20 Kasım 2007 Salı

yurt & haftasonu

genellikle yemek yardımı adındaki fişlerden olmadığı için günlük para harcama hesabı yapılarak başlanır güne. mümkün olduğunca da geç yapılır uyanma işi. sonuçta her boka para harcanacak gündür bugün. ilk uyanıştan sonra bir süre ayna önünde zaman harcanıp yavaş adımlarla sosyal tesislere gidilir. sıra beklerken de uykunun en keyifli kısmı yaşanır. bünye artık sıralara alışkın olduğu için her boşluğu uykuyla doldurabilir. alınan ekmek, sarelle, bal etc. dan sonra tıkınma işlemi sırasında ortam kesilir. muhtelemen bir cumartesi sabahı yurtta kahvaltı eden hatunların sevgilileri yoktur. tabi bir elde tereyağ, diğer elde plastik çatal ile bir insan ne kadar çekici olabilir ki?

görmezden gelinir her şey. kahvaltı sonunda göz internet kafeye takılır. yoksa bütün gün yine burada mı öğütülecektir? bahçeye çıkıp kafa açmak en iyisi gibi gelir insana. bu anda bloklarından çıkan süslenmiş kimseler gözükür. evet haftasonu sevgilisiyle buluşmaya giden canlılar. bünyenin kafası fazla açıldığından odaya doğru ilerlemek ister. odada bir posta daha uyku çekilebilir. ardından da sahip olunan para seviyesine göre gezmeye mekan düşünülür. genellikle bu düşünme süresi mekanda gezerken harcanan zamandan çok daha azdır. sonunda aylık akbil sahibi ise bünyeler otobüs durağına gidip ilk gelen otobüse binmeye karar verir. aksi takdirde yurt içerisinde kaçınılmaz bir internet kafe hayatı bekliyordur bireyi. allah'tan sözlük vardır da biraz kafa dağıtır insan. birden hava kararır. sıranın oluşmasından anlaşılır yemeklerin güzellik derecesi. diğer yandan yurdun en yalnız akşamıdır cumartesileri. herkes eğlencedeyken kendinle aynı kaderi paylaşan insanları görmek biraz olsun moral verir. elde çay, kah bilardo oynayanlar, kah masa tenisinde debelenenler incelenir. bu gecenin sonunun odada muhabbet olduğu açıktır artık. odaya gidildiğinde herkes oradadır. "hadi beyler erken yatalım" lafı klasik olarak söylenir ve muhabbet başlar. takriben 2-3 saat kadar sonra ışık söndürülür, akabinde sızanlar ile birlikte gün sona erer. bir başka atatürk öğrenci yurdu sabahına gözler açılmak üzere kapanır.

2 Kasım 2007 Cuma

student

ingilizce'nin ilköğretim 4. sınıflarda öğretilmeye başlandığı yıllardandı. nedense hep böyle garip değişiklikler bizim nesile denk gelirdi, tıpkı yeni öss gibi. etrafta fazla ingilizce öğretmeni de olmadığı için derslere zamanında grammar translation method ile ingilizce öğrenen, anlayan ancak kendini anlatamayan random kişiler gelmekteydi. kitaplar da sağolsun sanki yıllardır ingilizce öğreniyormuşuz gibi en kazığındandı. gerçi kolay da olsa bilmedikten sonra neye yarardı ki?

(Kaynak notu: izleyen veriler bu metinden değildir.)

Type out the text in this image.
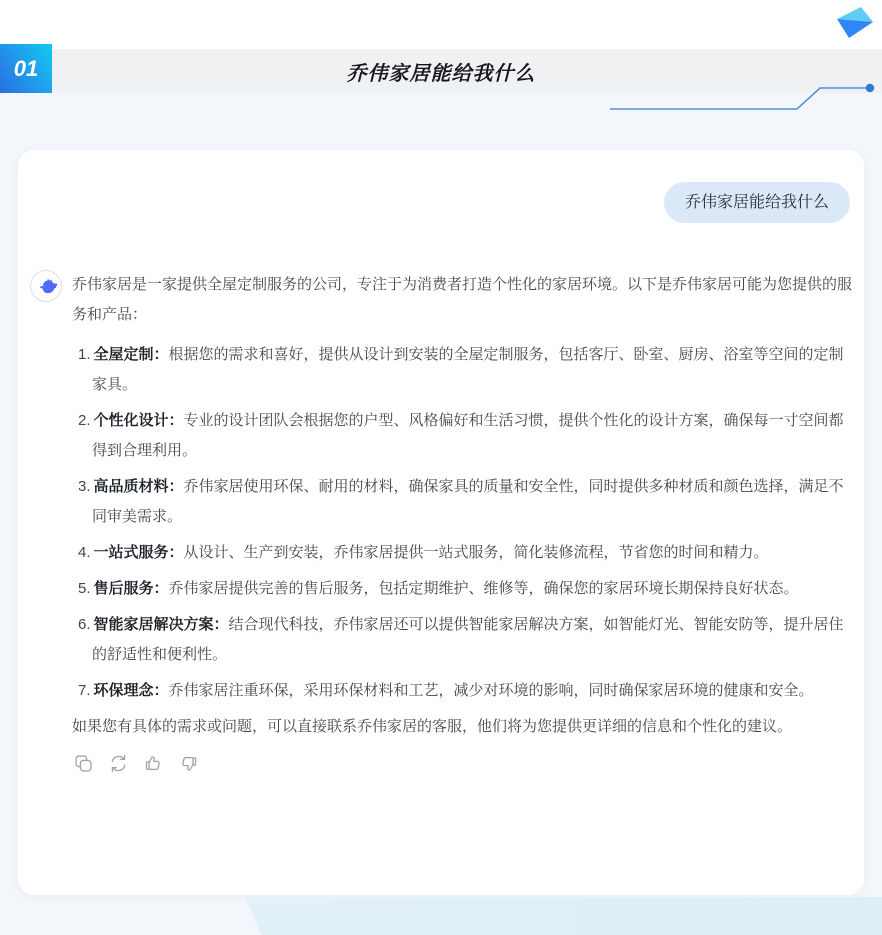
乔伟家居能给我什么
01
乔伟家居能给我什么

乔伟家居是一家提供全屋定制服务的公司，专注于为消费者打造个性化的家居环境。以下是乔伟家居可能为您提供的服务和产品：

1. 全屋定制：根据您的需求和喜好，提供从设计到安装的全屋定制服务，包括客厅、卧室、厨房、浴室等空间的定制家具。
2. 个性化设计：专业的设计团队会根据您的户型、风格偏好和生活习惯，提供个性化的设计方案，确保每一寸空间都得到合理利用。
3. 高品质材料：乔伟家居使用环保、耐用的材料，确保家具的质量和安全性，同时提供多种材质和颜色选择，满足不同审美需求。
4. 一站式服务：从设计、生产到安装，乔伟家居提供一站式服务，简化装修流程，节省您的时间和精力。
5. 售后服务：乔伟家居提供完善的售后服务，包括定期维护、维修等，确保您的家居环境长期保持良好状态。
6. 智能家居解决方案：结合现代科技，乔伟家居还可以提供智能家居解决方案，如智能灯光、智能安防等，提升居住的舒适性和便利性。
7. 环保理念：乔伟家居注重环保，采用环保材料和工艺，减少对环境的影响，同时确保家居环境的健康和安全。

如果您有具体的需求或问题，可以直接联系乔伟家居的客服，他们将为您提供更详细的信息和个性化的建议。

aynı dönemde ülkemizi daha sonralarda kasıp kavuran internet kafe çılgınlığı başlamıştı. 250 bine ne olur diye gidiyorduk kafelere. ve chat ile tanıştık bu dönemde. herkes kendine bir nick arıyordu harıl harıl. tam da bu sıralarda okulda nick ismindeki bir çocuğun hikayesini okuyorduk. "nick is 15 years old, nick is a student.." hemen döndüm ahmet'e, "olm nick buldum kendime, student" dedim. sırıttı. o an ahmet'in hayatında ilk defa nick kelimesini duyduğunu anladım, en azından internetteki anlamıyla. bu sırıtmaya devam ederken tokat attım, sonra da saçını çektim. öğretmene şikayet etti, azar yedim ama nick bulmuştum kendime.

geçen 3-4 yıl içinde hiç değiştirmedim bu nicki. ne kadar malca bir noktadan çıkarsa çıksın, o benimdi. internetin de hayatımıza iyice girmesiyle internet kafede takılan gruplar oluşmuştu. benim de takıldığım bir kafe vardı ve bu kafede hiçkimse gerçek adımı bilmezdi. herkes beni student diye çağırırdı. gerçekten o yaştaki bir çocuk için hayal edilemesi bile güç şeylerden biri. tabi gençliğin heyecanıyla mirc tarzı program kodlama olayına dalmıştı bu bünye.* biraz zaman harcayarak student script bile yapmıştı hatta. bunu hemen takıldığı kafeye yükledi, hem de normalde kullanılan scriptin üstüne. ancak kodlama sırasında yapılan hatalar sebebiyle scriptin internete bağlanmasında sorun yaşanıyordu. ayrıca tüm masalara yüklendiği için bu şey hiçkimse bağlanamıyordu. ertesi gün kafeye gittiğimde "student kim amk, bi gelsin..." tarzı bağırışlar duydum. dükkanın çalışanı sessizce yanına çağırdı beni ve gerçek adımı sordu, sonra da olayı anlattı. herifin teki bağlanamanın etkisiyle oldukça sinirliydi ve beni arıyordu. allah'tan nickimi bilmeyen yegane insandı kendisi ve beni tanımadı. o günden sonra bu nicki bir daha hiç kullanmadım. belki artık o heriften korkum yoktu ama içime işlemişti bir kere.